“35 Deserters Named and Shamed: Inside the Confederate Army's Unraveling Discipline (Dec. 31, 1862)”
What's on the Front Page
As 1862 draws to a close, the Memphis Daily Appeal publishes a stark document of war's toll: General Order No. 9 from the Confederate Department headquarters lists 35 deserters from the 33rd Mississippi Regiment with meticulous detail—names, ages, heights, complexions, and hometowns. Men like Samch Futch (21, five feet eleven inches, dark hair, from Lake County) and Robert Moore (37, fair complexion, high hair, also Lake County) have abandoned their posts. The order warns that deserters will be "dropped from the roll of the army in disgrace," their names furnished to camp commandants for enrollment as conscripts. Simultaneously, General Orders No. 96 and No. 6 from Richmond reveal the Confederate Army's deepening crisis: officers and enlisted men absent without orders must return immediately or face charges as deserters; commanders failing to provide accurate rolls of absent personnel face summary dismissal. The same pages carry casualty lists from the recent bombardment of Fredericksburg, detailing killed and wounded across Mississippi regiments—7 killed and 60 wounded in the 17th Mississippi alone. These official documents paint a portrait of an army hemorrhaging manpower and discipline as the war enters its third winter.
Why It Matters
By late 1862, the Confederate cause was fracturing. What began as a patriotic uprising was becoming a grinding, unpopular war fought increasingly by conscription and held together by military law. Desertion had become epidemic—soldiers leaving families back home with no income, no crops planted, facing starvation. The elaborate deserter rolls published in newspapers like the Appeal served dual purposes: they were public shaming and practical notices, warning communities that these men were fugitives. The escalating severity of General Orders reflected Confederate desperation: by winter 1862, the South had lost the hope of quick victory, faced Northern industrial superiority, and watched its own soldiers vote with their feet. The Fredericksburg casualties—terrible but relatively modest on Civil War scales—also hint at the war's trajectory: a grinding contest of attrition that favored the North's larger population and resources.
Hidden Gems
- The deserter list reveals geographic clustering: of 30+ names listed, an extraordinary number are from Lake County and Leake County, Mississippi—suggesting entire cohorts deserted together, possibly organized or coordinated, rather than isolated individual decisions.
- General Order No. 96 includes a revealing clause: men "incapacitated of bearing arms in actual service" due to wounds can be reassigned to "enlisting conscripts in their State"—using wounded soldiers as recruitment officers, showing how thin Confederate manpower had become.

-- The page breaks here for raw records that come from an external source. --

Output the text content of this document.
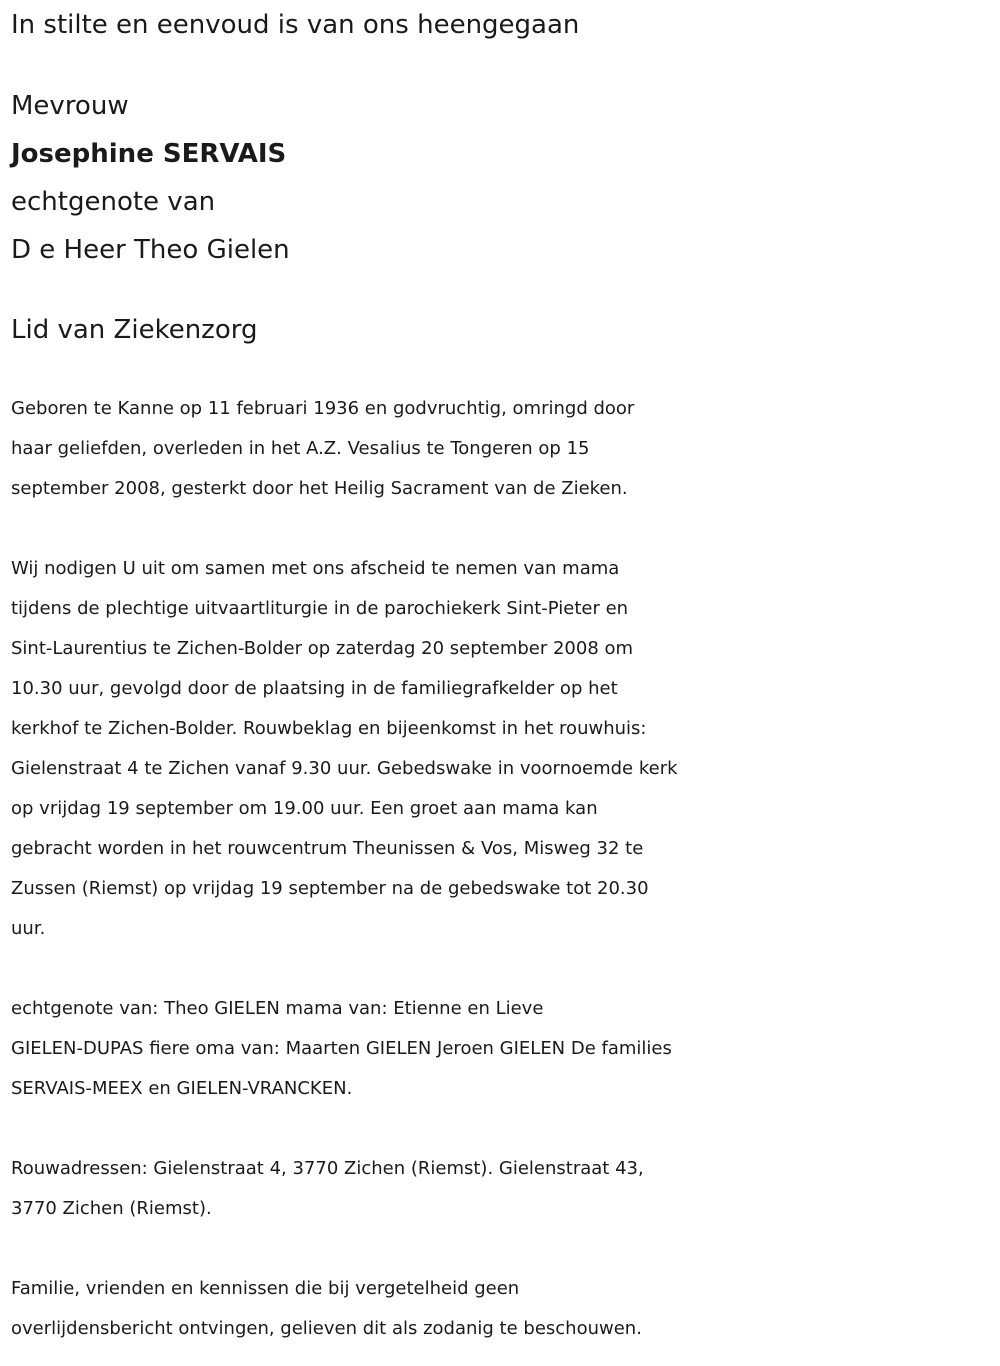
In stilte en eenvoud is van ons heengegaan
Mevrouw
Josephine SERVAIS
echtgenote van
D e Heer Theo Gielen
Lid van Ziekenzorg
Geboren te Kanne op 11 februari 1936 en godvruchtig, omringd door
haar geliefden, overleden in het A.Z. Vesalius te Tongeren op 15
september 2008, gesterkt door het Heilig Sacrament van de Zieken.
Wij nodigen U uit om samen met ons afscheid te nemen van mama
tijdens de plechtige uitvaartliturgie in de parochiekerk Sint-Pieter en
Sint-Laurentius te Zichen-Bolder op zaterdag 20 september 2008 om
10.30 uur, gevolgd door de plaatsing in de familiegrafkelder op het
kerkhof te Zichen-Bolder. Rouwbeklag en bijeenkomst in het rouwhuis:
Gielenstraat 4 te Zichen vanaf 9.30 uur. Gebedswake in voornoemde kerk
op vrijdag 19 september om 19.00 uur. Een groet aan mama kan
gebracht worden in het rouwcentrum Theunissen & Vos, Misweg 32 te
Zussen (Riemst) op vrijdag 19 september na de gebedswake tot 20.30
uur.
echtgenote van: Theo GIELEN mama van: Etienne en Lieve
GIELEN-DUPAS fiere oma van: Maarten GIELEN Jeroen GIELEN De families
SERVAIS-MEEX en GIELEN-VRANCKEN.
Rouwadressen: Gielenstraat 4, 3770 Zichen (Riemst). Gielenstraat 43,
3770 Zichen (Riemst).
Familie, vrienden en kennissen die bij vergetelheid geen
overlijdensbericht ontvingen, gelieven dit als zodanig te beschouwen.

- The notice from Surg. C. H. Army officer Thos. C. Buffington at Enterprise, Mississippi offers to return "effects of deceased soldiers from this vicinity" at Oxford Hospital—a grim bureaucratic mercy showing hospitals were already filling with dead and dying by winter 1862.
- General Order No. 6 specifically forbids soldiers from riding horses except on duty and bans carrying arms outside camp—internal security measures suggesting Confederate commanders didn't fully trust their own troops to remain loyal.

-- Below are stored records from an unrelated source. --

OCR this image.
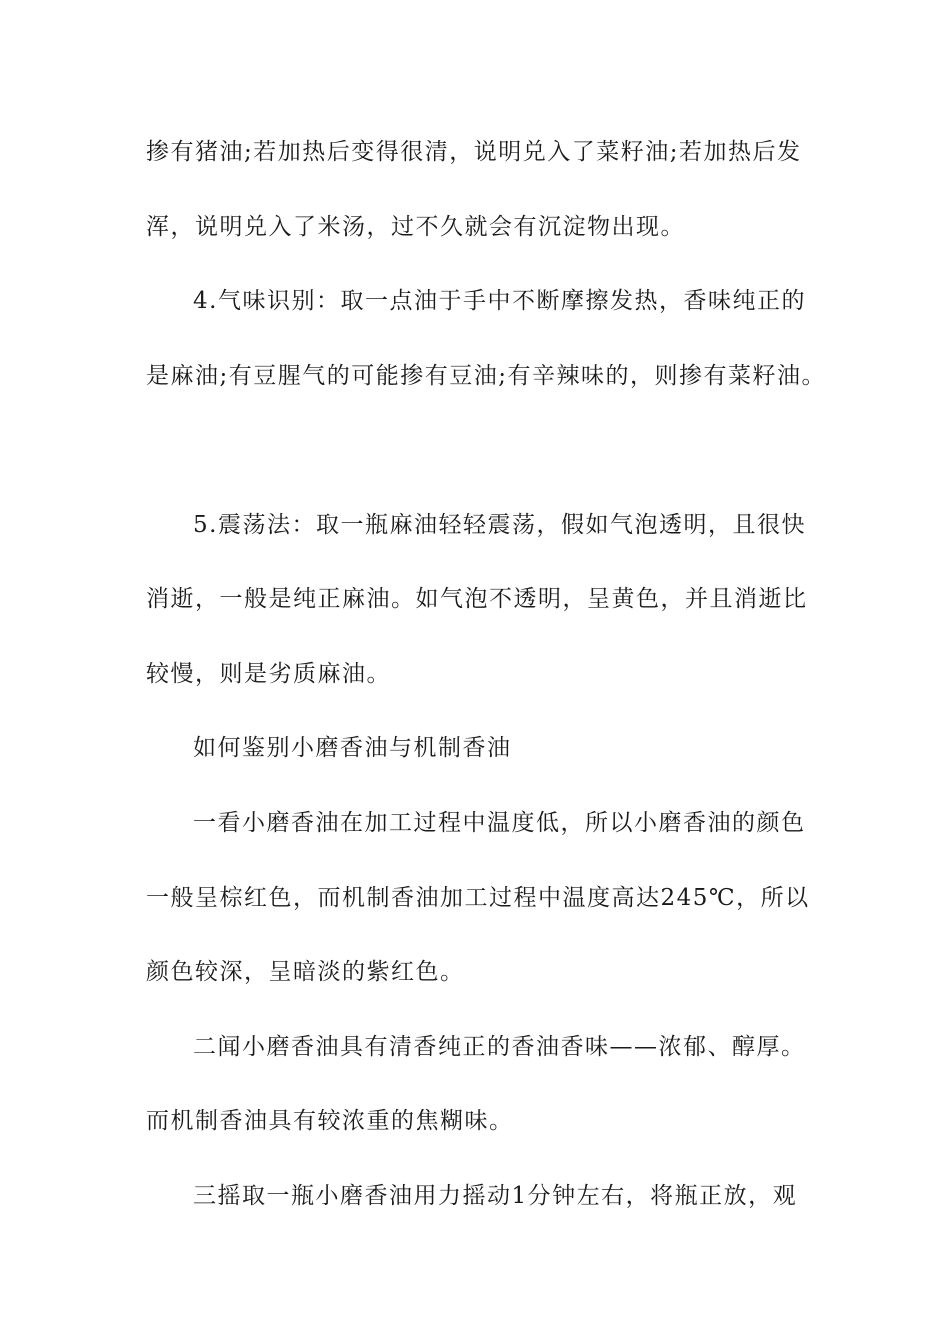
掺有猪油;若加热后变得很清，说明兑入了菜籽油;若加热后发
浑，说明兑入了米汤，过不久就会有沉淀物出现。
4.气味识别：取一点油于手中不断摩擦发热，香味纯正的
是麻油;有豆腥气的可能掺有豆油;有辛辣味的，则掺有菜籽油。
5.震荡法：取一瓶麻油轻轻震荡，假如气泡透明，且很快
消逝，一般是纯正麻油。如气泡不透明，呈黄色，并且消逝比
较慢，则是劣质麻油。
如何鉴别小磨香油与机制香油
一看小磨香油在加工过程中温度低，所以小磨香油的颜色
一般呈棕红色，而机制香油加工过程中温度高达245℃，所以
颜色较深，呈暗淡的紫红色。
二闻小磨香油具有清香纯正的香油香味——浓郁、醇厚。
而机制香油具有较浓重的焦糊味。
三摇取一瓶小磨香油用力摇动1分钟左右，将瓶正放，观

- Subscription rates reveal pricing: the daily paper cost $2.00 monthly (about $65 in modern dollars), yet the Weekly cost $4.00 for a month—showing publishers struggled with production costs in wartime while trying to maintain circulation.
Fun Facts
- The 33rd Mississippi Regiment's deserter list includes men from three counties—but Lake County dominates with at least 15 names. That regiment would suffer catastrophic losses at Vicksburg just months later in May 1863, with survivors either killed, captured, or scattered.
- Colonel C. Posey of the 16th Mississippi, mentioned in the casualty reports, would be killed in action just five months later at Gettysburg, becoming one of the South's notable combat losses—a captain's near-miss at Fredericksburg preceded his fatal wound.
- The bombardment of Fredericksburg mentioned in the casualty lists (December 11, 1862) was actually the prelude to the Battle of Fredericksburg itself (December 13)—meaning these casualty lists describe not the main battle but the artillery barrage that preceded it, and casualties would mount dramatically in the days following this publication.
- General Order No. 96's publication in Jackson, Mississippi on December 27, 1862 shows Richmond's orders took about two weeks to reach Mississippi field commands—a critical delay in an army trying to enforce discipline across continental distances.
- The notice about deceased soldiers' effects at Oxford Hospital hints at the emergence of military logistics that would define modern warfare: by late 1862, the Confederacy was trying to establish procedures for handling the dead, warehousing belongings, and notifying next of kin—bureaucracy born from catastrophic casualty rates.